Rather than investment drying up entirely, overseas investors will likely have to show what they are going to get for their money if they want the green light from Beijing. The current spending is set to be moderated in the next two years. “We will see a more hard-nosed and strategic approach to investment in sport from the Chinese state and businesses,” said Simon Chadwick, professor of Sports Business at Salford University. “There has been a lot of speculation in the last two or three years […] but we will increasingly see the Chinese government seeking to enforce a certain discipline upon the markets, in other words when Chinese businesses make investments in sports businesses, for those investments to go ahead, there will have to be a clear and tangible business case [. . .] there will have to be a return on investment that is demonstrable. You can’t just by clubs any more because it seems like a good idea.”

These financial measures were followed by footballing ones, which aimed to slow down the spending inside China. At Beijing's behest, clubs went from being allowed to name five foreign players in the matchday squad (with four of those on the field at any one time) to only three players. The demand for imports slowed as a result. Another brake came when the Chinese Football Association (CFA) introduced a so-called transfer tax in 2017. Any clubs that were in the red and were ready to spend over US$7 million on a foreign player would have to pay the same amount into a local football development fund.
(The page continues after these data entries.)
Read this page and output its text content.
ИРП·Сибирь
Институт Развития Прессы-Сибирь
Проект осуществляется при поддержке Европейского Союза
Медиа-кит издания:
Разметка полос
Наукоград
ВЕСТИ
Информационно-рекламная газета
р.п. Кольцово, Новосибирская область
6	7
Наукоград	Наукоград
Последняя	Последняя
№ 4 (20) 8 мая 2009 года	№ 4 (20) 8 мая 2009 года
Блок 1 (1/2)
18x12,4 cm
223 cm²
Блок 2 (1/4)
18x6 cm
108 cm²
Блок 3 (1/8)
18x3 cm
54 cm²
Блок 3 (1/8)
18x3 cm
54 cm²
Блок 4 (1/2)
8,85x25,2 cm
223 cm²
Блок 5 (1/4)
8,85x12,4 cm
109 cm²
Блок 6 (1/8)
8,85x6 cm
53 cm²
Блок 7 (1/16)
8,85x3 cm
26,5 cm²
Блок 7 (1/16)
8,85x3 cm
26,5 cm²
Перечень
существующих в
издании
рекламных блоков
This reduced demand almost immediately and also helped to reduce the flow of currency overseas. 

There is still plenty of money in the Chinese game, but for the next year or two the relative calm should endure. With the start of a second five-year plan in 2020, things may pick up again. The headlines may not be as eye-catching and the amounts may not be so big going forward, but China still has plans to become a football superpower, and with government and business working closely together it should just be a matter of time.